I highly recommend The Organized Mind by Daniel J. Levitin. Since reading it I have changed the way I approach daily tasks and technology. I’ll share some nuggets and strategies I have implemented but encourage you to read the book as it contains a wealth of information. You can also hear Levitin on the Diane Rehm Show.
My top three takeaways were “satisficing”, toning down the multitasking and reaping the benefits of daydreaming.
Levitin discusses the term “satisficing”. The gist is that some choices may not be “the best” but are good enough to settle on. This is opposite the sentiment of comedian Aziz Ansari’s commentary on our culture that when he thinks “I need a toothbrush”, he first has to research online reviews for “the best toothbrush”. Each decision requires energy. If you look for “the best” in everything, then you have less energy for big decision making. So find out what is most important to you and what you can satisfice on (maybe which toothbrush you buy) so that you can put the most energy into the most important decisions.
Levitin writes that multitasking “makes us demonstrably less efficient”. “It takes more energy to shift your attention from task to task. It takes less energy to focus. That means that people who organize their time in a way that allows them to focus are not only going to get more done, but they’ll be less tired and less neurochemically depleted after doing it”. Our brains are like toddlers we have to keep focused!
Lastly, not only is day dreaming good for you, you may actually be productive while doing it! Levitin explains that when trying to solve a problem, if we allow our brains to daydream, “This distinctive and special brain state is marked by the flow of connections among disparate ideas and thoughts, and a relative lack of barriers between senses and concepts. It also can lead to great creativity and solutions to problems that seemed unsolvable”. This explains why we come up with solutions to problems while laying in bed at 2:00am.
Things I have implemented since reading that I have found to be helpful:
Weed Out My Feed If I haven’t talked to you in five years I’m sorry but I am removing you from my Facebook newsfeed (Here’s How). Before Facebook, there was no need for daily updates on that one guy I had a class with Sophomore year. That is unnecessary information taking up brain space.

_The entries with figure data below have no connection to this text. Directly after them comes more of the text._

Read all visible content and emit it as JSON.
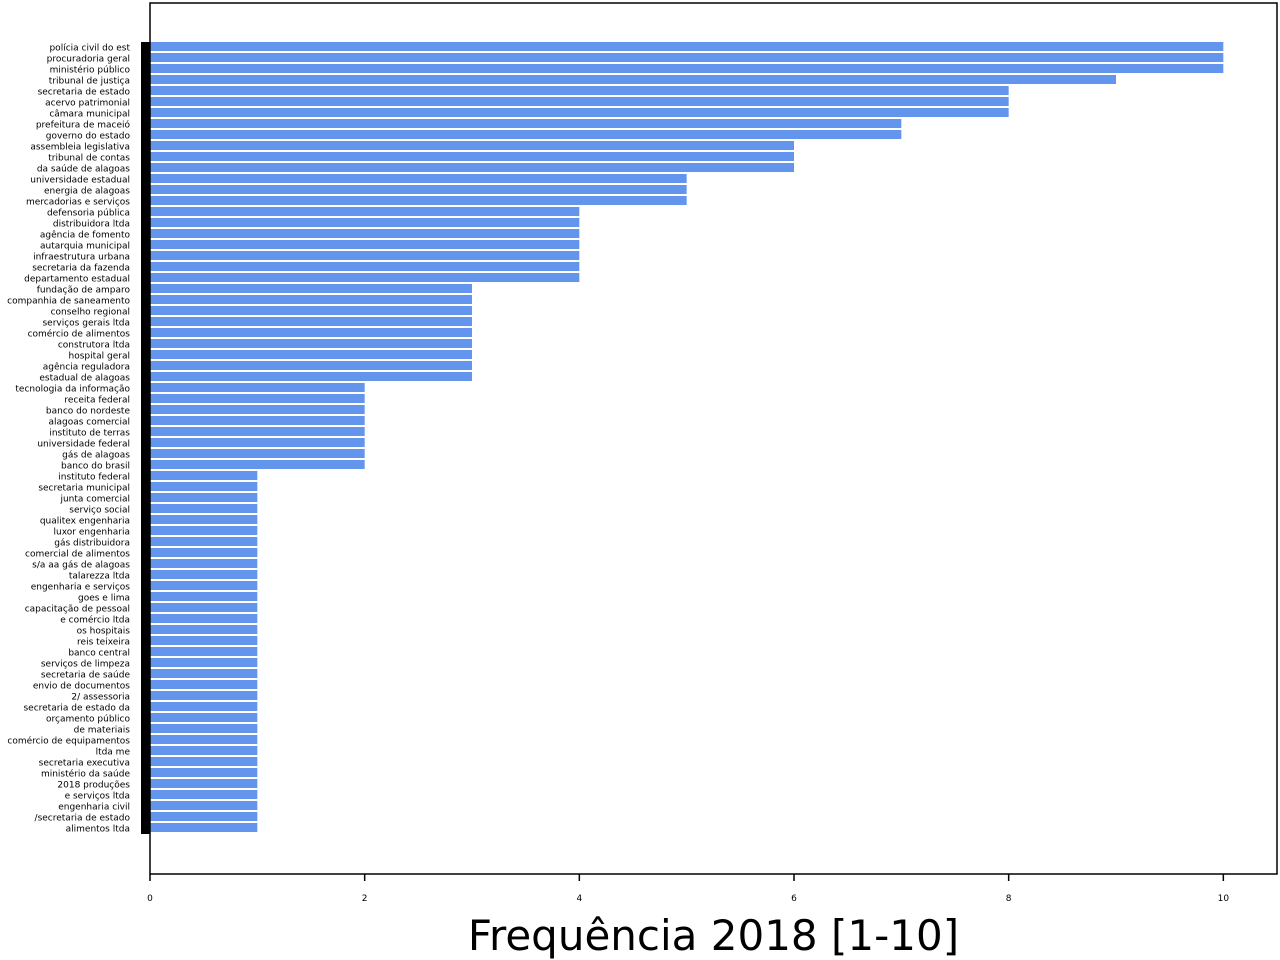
{
  "chart_data": {
    "type": "bar",
    "orientation": "horizontal",
    "title": "",
    "xlabel": "Frequência 2018 [1-10]",
    "ylabel": "",
    "xlim": [
      0,
      10.5
    ],
    "xticks": [
      "0",
      "2",
      "4",
      "6",
      "8",
      "10"
    ],
    "grid": false,
    "bar_color": "#6495ED",
    "categories": [
      "polícia civil do est",
      "procuradoria geral",
      "ministério público",
      "tribunal de justiça",
      "secretaria de estado",
      "acervo patrimonial",
      "câmara municipal",
      "prefeitura de maceió",
      "governo do estado",
      "assembleia legislativa",
      "tribunal de contas",
      "da saúde de alagoas",
      "universidade estadual",
      "energia de alagoas",
      "mercadorias e serviços",
      "defensoria pública",
      "distribuidora ltda",
      "agência de fomento",
      "autarquia municipal",
      "infraestrutura urbana",
      "secretaria da fazenda",
      "departamento estadual",
      "fundação de amparo",
      "companhia de saneamento",
      "conselho regional",
      "serviços gerais ltda",
      "comércio de alimentos",
      "construtora ltda",
      "hospital geral",
      "agência reguladora",
      "estadual de alagoas",
      "tecnologia da informação",
      "receita federal",
      "banco do nordeste",
      "alagoas comercial",
      "instituto de terras",
      "universidade federal",
      "gás de alagoas",
      "banco do brasil",
      "instituto federal",
      "secretaria municipal",
      "junta comercial",
      "serviço social",
      "qualitex engenharia",
      "luxor engenharia",
      "gás distribuidora",
      "comercial de alimentos",
      "s/a aa gás de alagoas",
      "talarezza ltda",
      "engenharia e serviços",
      "goes e lima",
      "capacitação de pessoal",
      "e comércio ltda",
      "os hospitais",
      "reis teixeira",
      "banco central",
      "serviços de limpeza",
      "secretaria de saúde",
      "envio de documentos",
      "2/ assessoria",
      "secretaria de estado da",
      "orçamento público",
      "de materiais",
      "comércio de equipamentos",
      "ltda me",
      "secretaria executiva",
      "ministério da saúde",
      "2018 produções",
      "e serviços ltda",
      "engenharia civil",
      "/secretaria de estado",
      "alimentos ltda"
    ],
    "values": [
      10,
      10,
      10,
      9,
      8,
      8,
      8,
      7,
      7,
      6,
      6,
      6,
      5,
      5,
      5,
      4,
      4,
      4,
      4,
      4,
      4,
      4,
      3,
      3,
      3,
      3,
      3,
      3,
      3,
      3,
      3,
      2,
      2,
      2,
      2,
      2,
      2,
      2,
      2,
      1,
      1,
      1,
      1,
      1,
      1,
      1,
      1,
      1,
      1,
      1,
      1,
      1,
      1,
      1,
      1,
      1,
      1,
      1,
      1,
      1,
      1,
      1,
      1,
      1,
      1,
      1,
      1,
      1,
      1,
      1,
      1,
      1
    ]
  }
}
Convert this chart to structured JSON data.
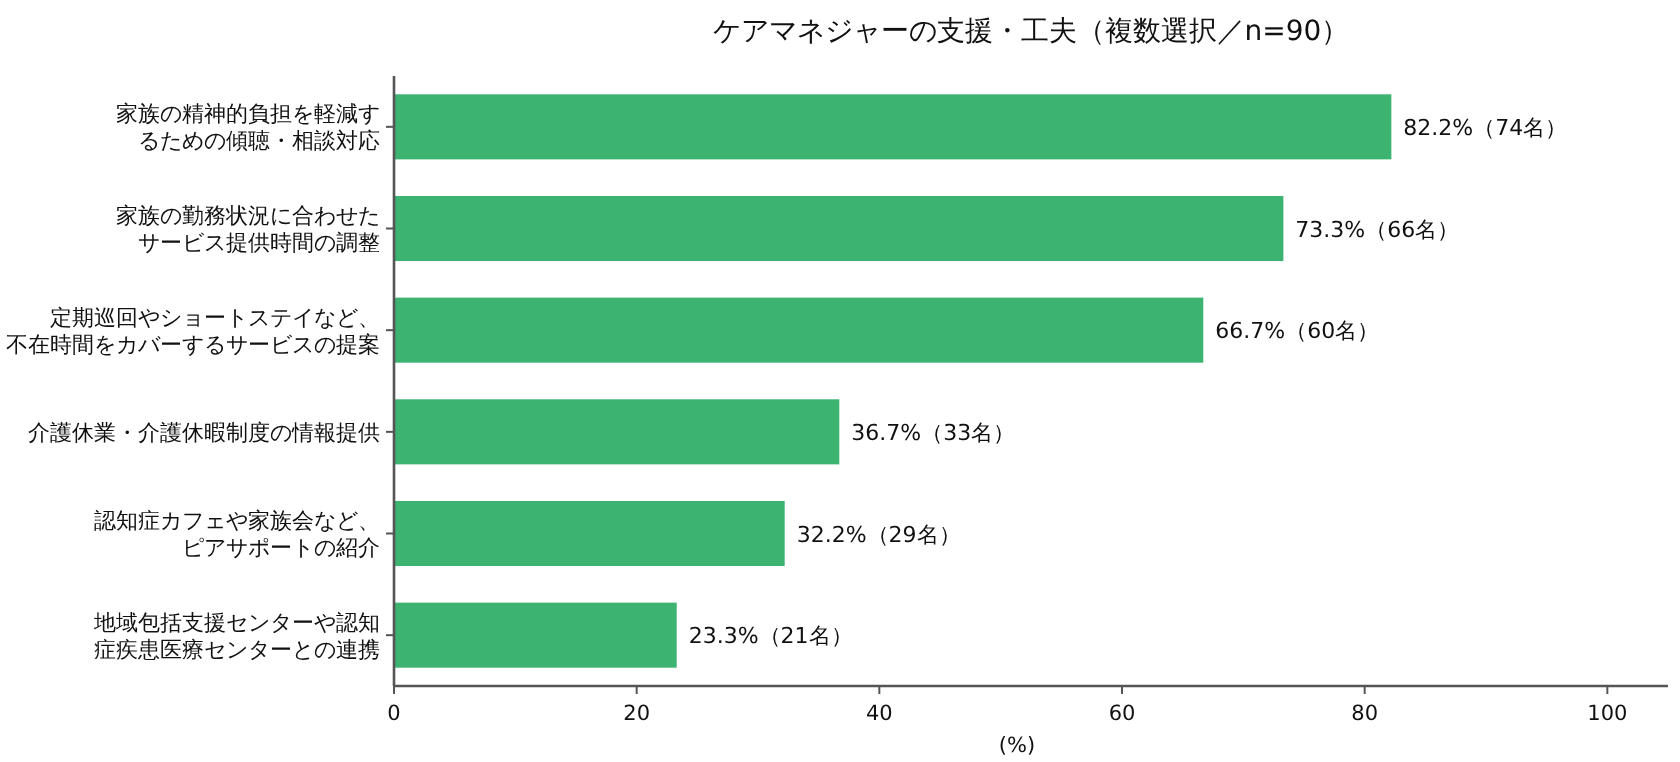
{
  "chart_data": {
    "type": "bar",
    "orientation": "horizontal",
    "title": "ケアマネジャーの支援・工夫（複数選択／n=90）",
    "xlabel": "(%)",
    "categories": [
      "家族の精神的負担を軽減するための傾聴・相談対応",
      "家族の勤務状況に合わせたサービス提供時間の調整",
      "定期巡回やショートステイなど、不在時間をカバーするサービスの提案",
      "介護休業・介護休暇制度の情報提供",
      "認知症カフェや家族会など、ピアサポートの紹介",
      "地域包括支援センターや認知症疾患医療センターとの連携"
    ],
    "values": [
      82.2,
      73.3,
      66.7,
      36.7,
      32.2,
      23.3
    ],
    "value_labels": [
      "82.2%（74名）",
      "73.3%（66名）",
      "66.7%（60名）",
      "36.7%（33名）",
      "32.2%（29名）",
      "23.3%（21名）"
    ],
    "color": "#3cb371",
    "xlim": [
      0,
      105
    ],
    "xticks": [
      0,
      20,
      40,
      60,
      80,
      100
    ],
    "grid": false
  }
}
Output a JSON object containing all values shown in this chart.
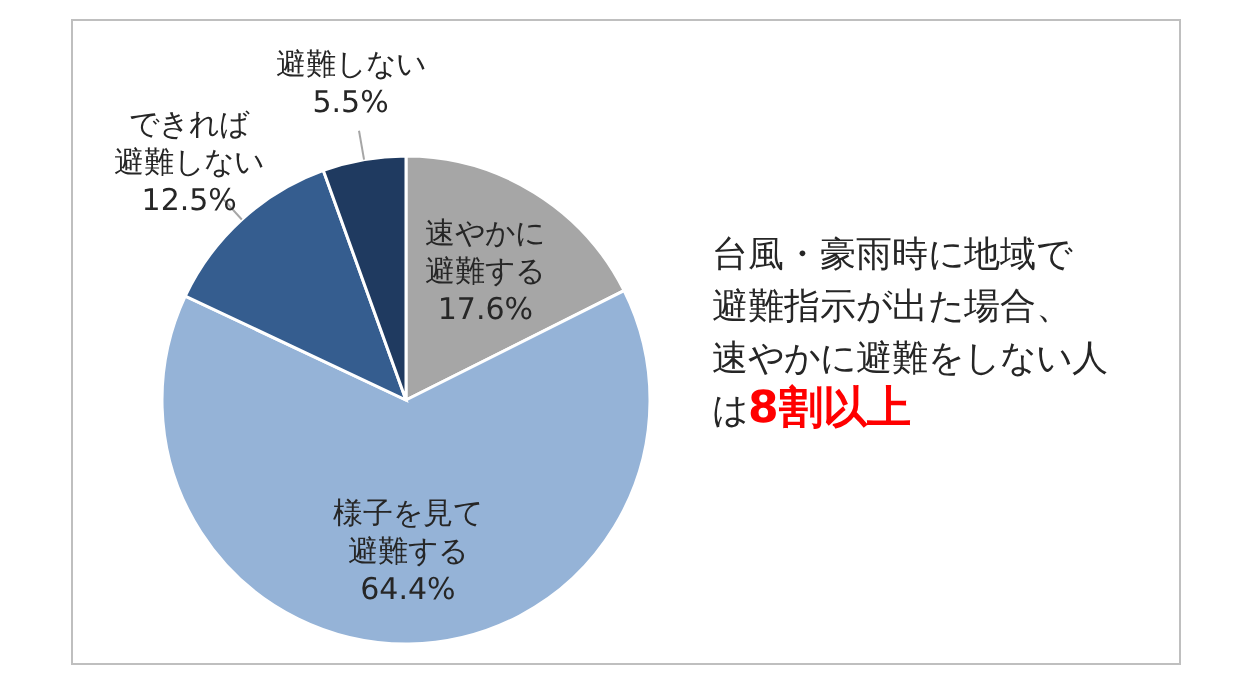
{
  "chart_data": {
    "type": "pie",
    "categories": [
      "速やかに避難する",
      "様子を見て避難する",
      "できれば避難しない",
      "避難しない"
    ],
    "values": [
      17.6,
      64.4,
      12.5,
      5.5
    ],
    "value_labels": [
      "17.6%",
      "64.4%",
      "12.5%",
      "5.5%"
    ],
    "colors": [
      "#a6a6a6",
      "#95b3d7",
      "#355d8f",
      "#1f3a60"
    ],
    "annotations": [
      "台風・豪雨時に地域で",
      "避難指示が出た場合、",
      "速やかに避難をしない人",
      "は",
      "8割以上"
    ]
  }
}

Sunday Night Stylist On Sunday, I pick out five outfits and group them in my closet. Then during the busy workweek I have less decisions to make. Many successful CEOs wear the same thing everyday to forgo this energy-depleting decision – I don’t think I’m quite ready to adopt a Steve Jobs look – but this is a start. I also cleaned out my closet, donating any unused clothes (asking myself the question “Does this spark joy?” – from The Life-Changing Magic of Tidying Up). This way I am not wasting time looking through unnecessary options.
What’s a Girl “To Do”? Each work day I write in a notebook the date and list the things I want to accomplish, even if it is simply “email John”. I put a star by the things that absolutely have to be done. I put a check by each “to do” once I finish. Things that were not checked are moved down to the next day. This allows me to focus because I am not thinking in the back of my mind “don’t forget to do…!”.
Play Hard to Get With Email I see you email notification box, popping up in the right hand corner. I know you want me to click on you…but you will have to wait. Levitin writes, “If you’re checking email every five minutes, you’re checking it 200 times during the waking day”. When I receive email, the impulsive side of my brain wants to see what it is! My new rule: I devote my attention to what I am doing at the time. Then, when I am done or made progress, I will take a break to check email. When I check that email, I make an effort to address it that moment and then delete or send it to a categorized folder.
R-E-S-P-E-C-T My S-L-E-E-P I view sleep or laying down as a time to “reset” my brain. I used to get frustrated when I couldn’t fall asleep. Now, I approach that time with respect and consider it nourishment I am giving to my mind. Even if I am not asleep, my brain is still benefitting from having the chance to relax and wander. I feel less frustration when I view it in this beneficial way and I actually fall asleep easier because I am not stressed.
What are some strategies you use to keep your mind organized?